BL: It’s similar to the app store. Alphacat is a marketplace for apps. And then our trading algorithms, those robots we already have, are applications on that platform.
MB: So these three strategies are the robot advisors?
BL: Yes, or tools.
If a client opens a trading account and attaches our robot to it, eventually our robot will generate buy or sell signals for that account and make the trades, and there will be other tools and applications for optimal allocation risk analysis.
So, if you want to sell one cryptocurrency and buy another one, if you do it by hand it’s cumbersome. Our robots will be able to automatically do that for you.
In the beginning, we will put a few of such robots on the platform, but the platform is designed more like an app store.
Later on, other members, institutions or individuals, will be able to also offer their robots on Alphacat for other members to use, and will use the ACAT token as the currency on the platform, so membership fees, for users, for buying or selling of product.
That is the large picture: Alphacat itself is more like the app store. In order to make it work we have to provide the seed applications otherwise it is empty.
MB: I noticed you launched on the Kucoin exchange without an ICO – is that because of regulations?
BL: We first got all our investments from private investors, from qualified client investors and then we listed on exchange. If we do an ICO in China, it is against the rules, that is the main reason.
But also, we had very little exposure.
MB: Do you have users now?
BL: We do have users, for example, our hedge fund [digital currencies], and our traditional hedge fund [China A-shares, net value from December 5, 2016 launch to January 2018 is 1.22 or a 22% gain. By comparison net value of the two main indexes for the same time period is: SSE 500 at 0.96, CSI 300 at 1.17]
There are institutions here who are using our system to manage assets. And our robots now make a daily forecast for the major cryptocurrencies and major indexes.
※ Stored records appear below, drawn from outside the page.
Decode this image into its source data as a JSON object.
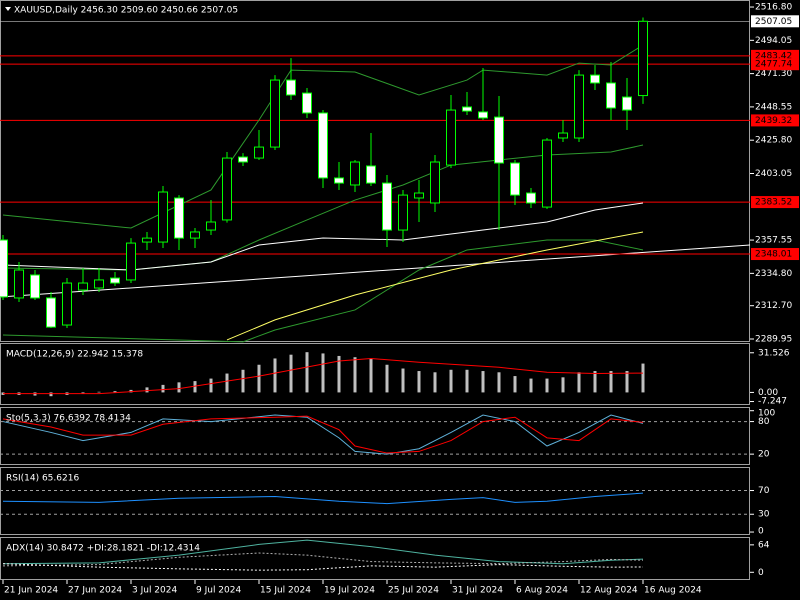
{
  "chart_data": [
    {
      "type": "candlestick",
      "title": "XAUUSD,Daily 2456.30 2509.60 2450.66 2507.05",
      "categories": [
        "21 Jun 2024",
        null,
        null,
        null,
        "27 Jun 2024",
        null,
        null,
        null,
        "3 Jul 2024",
        null,
        null,
        null,
        "9 Jul 2024",
        null,
        null,
        null,
        "15 Jul 2024",
        null,
        null,
        null,
        "19 Jul 2024",
        null,
        null,
        null,
        "25 Jul 2024",
        null,
        null,
        null,
        "31 Jul 2024",
        null,
        null,
        null,
        "6 Aug 2024",
        null,
        null,
        null,
        "12 Aug 2024",
        null,
        null,
        null,
        "16 Aug 2024"
      ],
      "open": [
        2357.6,
        2318.0,
        2333.7,
        2318.0,
        2299.5,
        2323.4,
        2324.8,
        2331.6,
        2330.3,
        2356.2,
        2356.2,
        2386.3,
        2358.9,
        2364.4,
        2371.3,
        2414.3,
        2413.6,
        2421.1,
        2466.9,
        2458.0,
        2444.4,
        2400.0,
        2395.2,
        2408.2,
        2396.5,
        2364.4,
        2386.3,
        2382.9,
        2408.8,
        2448.5,
        2445.1,
        2441.6,
        2410.2,
        2389.7,
        2380.1,
        2427.3,
        2427.3,
        2470.3,
        2464.9,
        2455.3,
        2456.3
      ],
      "high": [
        2361.0,
        2342.6,
        2337.1,
        2322.1,
        2331.6,
        2338.5,
        2338.5,
        2335.7,
        2358.9,
        2363.1,
        2394.5,
        2388.3,
        2365.8,
        2384.9,
        2417.7,
        2417.0,
        2432.8,
        2470.3,
        2481.9,
        2461.5,
        2446.4,
        2410.9,
        2412.3,
        2430.7,
        2402.0,
        2391.8,
        2398.6,
        2415.7,
        2456.7,
        2458.7,
        2475.1,
        2456.0,
        2412.3,
        2393.1,
        2427.3,
        2439.6,
        2473.7,
        2477.2,
        2479.2,
        2468.3,
        2509.6
      ],
      "low": [
        2316.6,
        2315.2,
        2316.6,
        2297.5,
        2297.5,
        2320.0,
        2322.1,
        2326.2,
        2328.2,
        2350.8,
        2352.1,
        2350.8,
        2352.1,
        2361.0,
        2369.5,
        2408.2,
        2412.3,
        2419.1,
        2453.3,
        2441.0,
        2393.1,
        2391.8,
        2390.4,
        2394.5,
        2352.8,
        2356.2,
        2369.9,
        2376.7,
        2406.8,
        2443.0,
        2439.6,
        2364.4,
        2381.5,
        2379.5,
        2378.8,
        2424.6,
        2424.6,
        2460.1,
        2439.6,
        2432.8,
        2450.66
      ],
      "close": [
        2318.7,
        2337.1,
        2318.0,
        2298.1,
        2328.2,
        2328.2,
        2330.3,
        2328.2,
        2355.5,
        2358.9,
        2390.4,
        2358.9,
        2363.1,
        2369.9,
        2413.6,
        2410.9,
        2421.1,
        2466.9,
        2456.7,
        2444.4,
        2400.0,
        2396.5,
        2410.9,
        2396.5,
        2364.4,
        2388.3,
        2389.7,
        2410.9,
        2446.4,
        2445.7,
        2441.0,
        2410.2,
        2388.3,
        2382.9,
        2425.9,
        2430.7,
        2470.3,
        2464.9,
        2447.8,
        2446.4,
        2507.05
      ],
      "up_color": "#00ff00",
      "down_color": "#ffffff",
      "ylim": [
        2287.9,
        2521.6
      ],
      "yticks": [
        {
          "value": 2516.8,
          "label": "2516.80"
        },
        {
          "value": 2494.05,
          "label": "2494.05"
        },
        {
          "value": 2471.3,
          "label": "2471.30"
        },
        {
          "value": 2448.55,
          "label": "2448.55"
        },
        {
          "value": 2425.8,
          "label": "2425.80"
        },
        {
          "value": 2403.05,
          "label": "2403.05"
        },
        {
          "value": 2357.55,
          "label": "2357.55"
        },
        {
          "value": 2334.8,
          "label": "2334.80"
        },
        {
          "value": 2312.7,
          "label": "2312.70"
        },
        {
          "value": 2289.95,
          "label": "2289.95"
        }
      ],
      "current_price": {
        "value": 2507.05,
        "label": "2507.05",
        "color": "#c0c0c0"
      },
      "levels": [
        {
          "value": 2483.42,
          "label": "2483.42",
          "color": "#ff0000"
        },
        {
          "value": 2477.74,
          "label": "2477.74",
          "color": "#ff0000"
        },
        {
          "value": 2439.32,
          "label": "2439.32",
          "color": "#ff0000"
        },
        {
          "value": 2383.52,
          "label": "2383.52",
          "color": "#ff0000"
        },
        {
          "value": 2348.01,
          "label": "2348.01",
          "color": "#ff0000"
        }
      ],
      "series": [
        {
          "color": "#2e9a2e",
          "x": [
            0,
            8,
            13,
            16,
            18,
            22,
            26,
            29,
            30,
            34,
            36,
            38,
            40
          ],
          "values": [
            2374.7,
            2365.8,
            2391.8,
            2439.6,
            2473.7,
            2472.4,
            2456.7,
            2466.9,
            2473.7,
            2470.3,
            2478.5,
            2477.2,
            2490.8
          ]
        },
        {
          "color": "#2e9a2e",
          "x": [
            0,
            8,
            13,
            16,
            19,
            22,
            25,
            28,
            31,
            34,
            38,
            40
          ],
          "values": [
            2338.5,
            2337.1,
            2342.6,
            2357.6,
            2371.3,
            2384.9,
            2395.2,
            2408.8,
            2412.3,
            2415.7,
            2417.7,
            2422.5
          ]
        },
        {
          "color": "#2e9a2e",
          "x": [
            0,
            15,
            17,
            22,
            26,
            29,
            34,
            37,
            40
          ],
          "values": [
            2292.7,
            2288.0,
            2296.1,
            2309.8,
            2337.1,
            2350.8,
            2357.6,
            2357.6,
            2350.8
          ]
        },
        {
          "color": "#ffffff",
          "x": [
            0,
            8,
            13,
            16,
            20,
            25,
            30,
            34,
            37,
            40
          ],
          "values": [
            2340.5,
            2337.1,
            2342.6,
            2354.2,
            2359.0,
            2357.6,
            2364.4,
            2369.9,
            2378.1,
            2382.9
          ]
        },
        {
          "color": "#ffff66",
          "x": [
            14,
            17,
            22,
            28,
            34,
            40
          ],
          "values": [
            2289.3,
            2303.0,
            2320.0,
            2337.1,
            2350.8,
            2363.1
          ]
        }
      ]
    },
    {
      "type": "macd",
      "title": "MACD(12,26,9) 22.942 15.378",
      "values": [
        -2,
        -2,
        -2.5,
        -3,
        -2,
        -1,
        0.5,
        1,
        2,
        4,
        6,
        8,
        9,
        11,
        15,
        18,
        22,
        27,
        30,
        32,
        31,
        29,
        28,
        27,
        22,
        19,
        17,
        16,
        18,
        18,
        17,
        16,
        13,
        11,
        11,
        12,
        16,
        17,
        17,
        17,
        22.942
      ],
      "color": "#c0c0c0",
      "ylim": [
        -10,
        38.5
      ],
      "yticks": [
        31.526,
        {
          "value": 0,
          "label": "0.00"
        },
        -7.247
      ],
      "series": [
        {
          "color": "#ff0000",
          "x": [
            0,
            6,
            11,
            16,
            21,
            23,
            26,
            31,
            34,
            37,
            40
          ],
          "values": [
            -1,
            -1,
            3,
            13,
            25,
            27,
            24,
            20,
            16,
            15,
            15.378
          ]
        }
      ]
    },
    {
      "type": "line",
      "title": "Sto(5,3,3) 76.6392 78.4134",
      "ylim": [
        0,
        105
      ],
      "yticks": [
        100,
        80,
        20
      ],
      "levels": [
        80,
        20
      ],
      "series": [
        {
          "color": "#5fb0d8",
          "x": [
            0,
            3,
            5,
            8,
            10,
            13,
            17,
            19,
            21,
            22,
            24,
            26,
            28,
            30,
            32,
            34,
            36,
            38,
            40
          ],
          "values": [
            80,
            60,
            45,
            60,
            85,
            80,
            92,
            88,
            50,
            25,
            20,
            30,
            60,
            92,
            80,
            35,
            60,
            92,
            76.6392
          ]
        },
        {
          "color": "#ff0000",
          "x": [
            0,
            3,
            5,
            8,
            10,
            13,
            17,
            19,
            21,
            22,
            24,
            26,
            28,
            30,
            32,
            34,
            36,
            38,
            40
          ],
          "values": [
            85,
            70,
            55,
            55,
            75,
            85,
            88,
            90,
            65,
            35,
            22,
            25,
            45,
            80,
            88,
            50,
            45,
            85,
            78.4134
          ]
        }
      ]
    },
    {
      "type": "line",
      "title": "RSI(14) 65.6216",
      "ylim": [
        -5,
        108
      ],
      "yticks": [
        70,
        30,
        0
      ],
      "levels": [
        70,
        30
      ],
      "series": [
        {
          "color": "#1e90ff",
          "x": [
            0,
            6,
            11,
            17,
            21,
            24,
            28,
            30,
            32,
            34,
            37,
            40
          ],
          "values": [
            52,
            50,
            57,
            60,
            52,
            48,
            55,
            58,
            50,
            52,
            60,
            65.6216
          ]
        }
      ]
    },
    {
      "type": "line",
      "title": "ADX(14) 30.8472 +DI:28.1821 -DI:12.4314",
      "ylim": [
        -18,
        80
      ],
      "yticks": [
        64,
        0
      ],
      "series": [
        {
          "color": "#4fb3a0",
          "x": [
            0,
            6,
            11,
            16,
            19,
            23,
            27,
            31,
            35,
            38,
            40
          ],
          "values": [
            20,
            22,
            40,
            65,
            75,
            60,
            40,
            25,
            20,
            28,
            30.8472
          ]
        },
        {
          "color": "#b0b0b0",
          "dash": true,
          "x": [
            0,
            6,
            11,
            16,
            19,
            23,
            27,
            31,
            35,
            38,
            40
          ],
          "values": [
            15,
            18,
            35,
            45,
            40,
            25,
            22,
            20,
            25,
            30,
            28.1821
          ]
        },
        {
          "color": "#ffffff",
          "dash": true,
          "x": [
            0,
            6,
            11,
            16,
            19,
            23,
            27,
            31,
            35,
            38,
            40
          ],
          "values": [
            20,
            12,
            8,
            5,
            6,
            15,
            12,
            18,
            14,
            12,
            12.4314
          ]
        }
      ]
    }
  ]
}
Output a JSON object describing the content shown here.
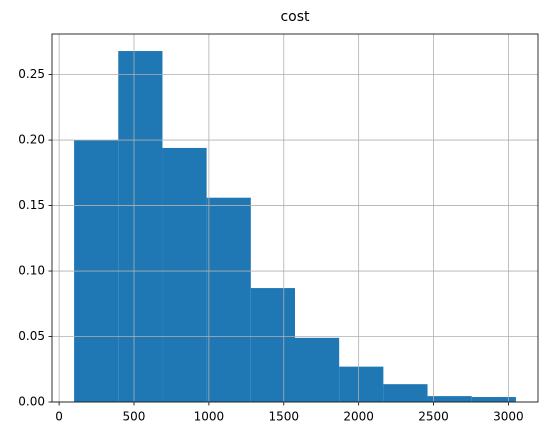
{
  "chart_data": {
    "type": "histogram",
    "title": "cost",
    "bins": [
      100,
      395,
      690,
      985,
      1280,
      1575,
      1870,
      2165,
      2460,
      2755,
      3050
    ],
    "values": [
      0.2,
      0.268,
      0.194,
      0.156,
      0.087,
      0.049,
      0.027,
      0.0136,
      0.0045,
      0.0038
    ],
    "color": "#1f77b4",
    "xlim": [
      -47.5,
      3197.5
    ],
    "xticks": [
      0,
      500,
      1000,
      1500,
      2000,
      2500,
      3000
    ],
    "ylim": [
      0,
      0.281
    ],
    "yticks": [
      {
        "value": 0,
        "label": "0.00"
      },
      {
        "value": 0.05,
        "label": "0.05"
      },
      {
        "value": 0.1,
        "label": "0.10"
      },
      {
        "value": 0.15,
        "label": "0.15"
      },
      {
        "value": 0.2,
        "label": "0.20"
      },
      {
        "value": 0.25,
        "label": "0.25"
      }
    ],
    "grid": true
  }
}
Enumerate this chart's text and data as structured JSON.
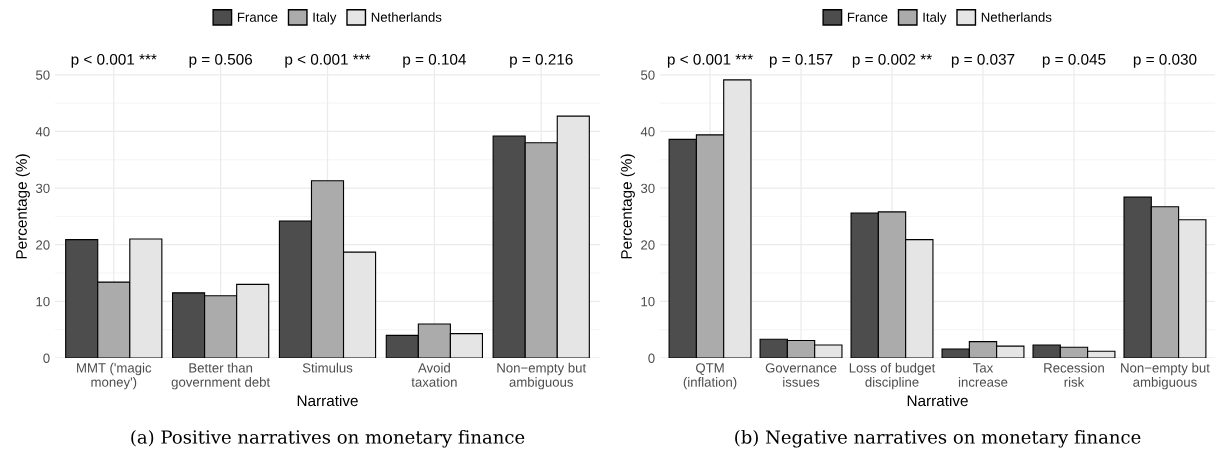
{
  "chart_data": [
    {
      "type": "bar",
      "title": "(a) Positive narratives on monetary finance",
      "xlabel": "Narrative",
      "ylabel": "Percentage (%)",
      "categories": [
        "MMT ('magic\nmoney')",
        "Better than\ngovernment debt",
        "Stimulus",
        "Avoid\ntaxation",
        "Non−empty but\nambiguous"
      ],
      "series": [
        {
          "name": "France",
          "color": "#4d4d4d",
          "values": [
            20.9,
            11.5,
            24.2,
            4.0,
            39.2
          ]
        },
        {
          "name": "Italy",
          "color": "#ababab",
          "values": [
            13.4,
            11.0,
            31.3,
            6.0,
            38.0
          ]
        },
        {
          "name": "Netherlands",
          "color": "#e5e5e5",
          "values": [
            21.0,
            13.0,
            18.7,
            4.3,
            42.7
          ]
        }
      ],
      "ylim": [
        0,
        53.5
      ],
      "yticks": [
        0,
        10,
        20,
        30,
        40,
        50
      ],
      "grid": true,
      "legend": "top",
      "annotations": [
        "p < 0.001 ***",
        "p = 0.506",
        "p < 0.001 ***",
        "p = 0.104",
        "p = 0.216"
      ]
    },
    {
      "type": "bar",
      "title": "(b) Negative narratives on monetary finance",
      "xlabel": "Narrative",
      "ylabel": "Percentage (%)",
      "categories": [
        "QTM\n(inflation)",
        "Governance\nissues",
        "Loss of budget\ndiscipline",
        "Tax\nincrease",
        "Recession\nrisk",
        "Non−empty but\nambiguous"
      ],
      "series": [
        {
          "name": "France",
          "color": "#4d4d4d",
          "values": [
            38.6,
            3.3,
            25.6,
            1.6,
            2.3,
            28.4
          ]
        },
        {
          "name": "Italy",
          "color": "#ababab",
          "values": [
            39.4,
            3.1,
            25.8,
            2.9,
            1.9,
            26.7
          ]
        },
        {
          "name": "Netherlands",
          "color": "#e5e5e5",
          "values": [
            49.1,
            2.3,
            20.9,
            2.1,
            1.2,
            24.4
          ]
        }
      ],
      "ylim": [
        0,
        53.5
      ],
      "yticks": [
        0,
        10,
        20,
        30,
        40,
        50
      ],
      "grid": true,
      "legend": "top",
      "annotations": [
        "p < 0.001 ***",
        "p = 0.157",
        "p = 0.002 **",
        "p = 0.037",
        "p = 0.045",
        "p = 0.030"
      ]
    }
  ]
}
Recently, we invited a few thousand people from our community to test the users’ product, so they receive an email early in the morning for forecast for bitcoin, EOS, and NEO. Soon we will open that up for everyone, our plan is to let everyone to get our forecasts from our robot.
The bitcoin forecast has already been opened up for part of ACAT holders and some institutions. The forecast for other cryptocurrencies will also be opened up soon, but we don’t have an exact time yet. It depends on our marketing plan.
We already have the model working for making real time predictions for most digital currencies, but in order to have better results the digital currency should have at least a few months of data of trading history, the longer the more accurate.
You just type in the name of your favourite digital currency, press a button, the system will show you the five-day forecast: most probable line, upper band, lower band.
And it’s a scientific forecast with a percentage of probability for what direction the asset will go in. That’s the other thing in the pipeline.
This interview is edited and condensed.